Dr. DeBarro is talking about an article published in the MBJ Global Health journal on March 16, describing the finding of Candida auris, a species of fungus that grows as a yeast, in and around virgin habitats in the very isolated Andaman Islands in the Indian Ocean.
C. auris is interesting because it is both multidrug-susceptible and multidrug-resistant, depending on the clade. This bit of information came out in a study also published in the journal mBio in 2019. A clade is a group of organisms that have evolved from a common ancestor
Using isolates from 54 patients during 2012–2015 – whole-genome sequencing demonstrated that the isolates were grouped into unique clades by geographic region. Clades were separated by thousands of single-nucleotide polymorphisms, but within each clade, the isolates were clonal.

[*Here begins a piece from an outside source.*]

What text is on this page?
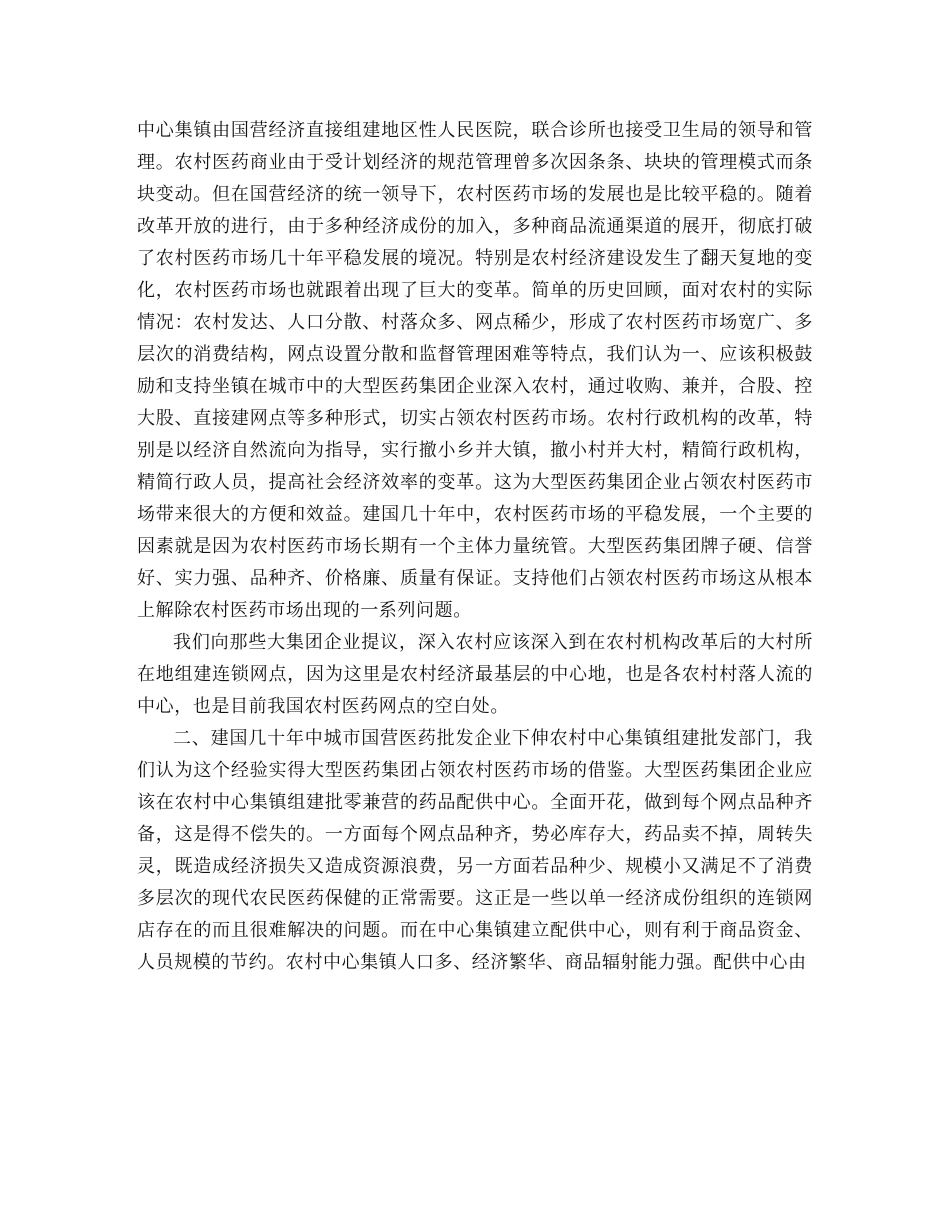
中心集镇由国营经济直接组建地区性人民医院，联合诊所也接受卫生局的领导和管理。农村医药商业由于受计划经济的规范管理曾多次因条条、块块的管理模式而条块变动。但在国营经济的统一领导下，农村医药市场的发展也是比较平稳的。随着改革开放的进行，由于多种经济成份的加入，多种商品流通渠道的展开，彻底打破了农村医药市场几十年平稳发展的境况。特别是农村经济建设发生了翻天复地的变化，农村医药市场也就跟着出现了巨大的变革。简单的历史回顾，面对农村的实际情况：农村发达、人口分散、村落众多、网点稀少，形成了农村医药市场宽广、多层次的消费结构，网点设置分散和监督管理困难等特点，我们认为一、应该积极鼓励和支持坐镇在城市中的大型医药集团企业深入农村，通过收购、兼并，合股、控大股、直接建网点等多种形式，切实占领农村医药市场。农村行政机构的改革，特别是以经济自然流向为指导，实行撤小乡并大镇，撤小村并大村，精简行政机构，精简行政人员，提高社会经济效率的变革。这为大型医药集团企业占领农村医药市场带来很大的方便和效益。建国几十年中，农村医药市场的平稳发展，一个主要的因素就是因为农村医药市场长期有一个主体力量统管。大型医药集团牌子硬、信誉好、实力强、品种齐、价格廉、质量有保证。支持他们占领农村医药市场这从根本上解除农村医药市场出现的一系列问题。

我们向那些大集团企业提议，深入农村应该深入到在农村机构改革后的大村所在地组建连锁网点，因为这里是农村经济最基层的中心地，也是各农村村落人流的中心，也是目前我国农村医药网点的空白处。

二、建国几十年中城市国营医药批发企业下伸农村中心集镇组建批发部门，我们认为这个经验实得大型医药集团占领农村医药市场的借鉴。大型医药集团企业应该在农村中心集镇组建批零兼营的药品配供中心。全面开花，做到每个网点品种齐备，这是得不偿失的。一方面每个网点品种齐，势必库存大，药品卖不掉，周转失灵，既造成经济损失又造成资源浪费，另一方面若品种少、规模小又满足不了消费多层次的现代农民医药保健的正常需要。这正是一些以单一经济成份组织的连锁网店存在的而且很难解决的问题。而在中心集镇建立配供中心，则有利于商品资金、人员规模的节约。农村中心集镇人口多、经济繁华、商品辐射能力强。配供中心由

The findings are of great interest to medical science because of its simultaneous emergence on three separate continents – in India, Venezuela, and South Africa – between 2012 and 2015. The yeast was first isolated in 2009 from a patient’s ear canal in Japan. In little more than a decade, it has jumped to over 30 countries.
A link to climate change?
In the 2019 study, it was found that C. auris is able to thrive at higher temperatures. It was also unusual that so many people were becoming infected in hospitals. Fungal diseases are actually sort of rare in human beings.
There are literally millions of species of fungi, while only a few hundred cause human disease. This is because of our high basal temperatures, which create a thermal restriction zone, and advanced host defense mechanisms in the form of adaptive and innate immunity.
In the new study, scientists analyzed soil and water samples from eight sites around the islands. C. auris showed up in samples from a salt marsh wetland rarely visited by humans and a beach that sometimes is. The beach version was multidrug-resistant and closer to strains found in hospitals than the marsh version.
“Whole-genome sequencing analysis clustered the C. auris isolates into clade I, showing close similarity to other isolates from South Asia. Isolation of C. auris from the tropical coastal environment suggests its association with the marine ecosystem.” wrote the authors.
But the origins of C. auris still remain a mystery. “If this idea gets validated … we need to start mapping out more of these pathogens that are out there so we don’t get surprised,” Casadevall said—which is what happened with the coronavirus.
How in the heck did samples of the pathogen end up in an isolated salt marsh and a nearly-isolated beach” It is possible humans could have brought it or even the waves lapping on the shores.
If scientists can demonstrate that C. auris originated in a natural environment and that global warming helped in its jump to humans, others might be able to do the same thing. Adding credence to its theory is the fact the organism was first identified in humans in 2009, when global warming was just taking hold.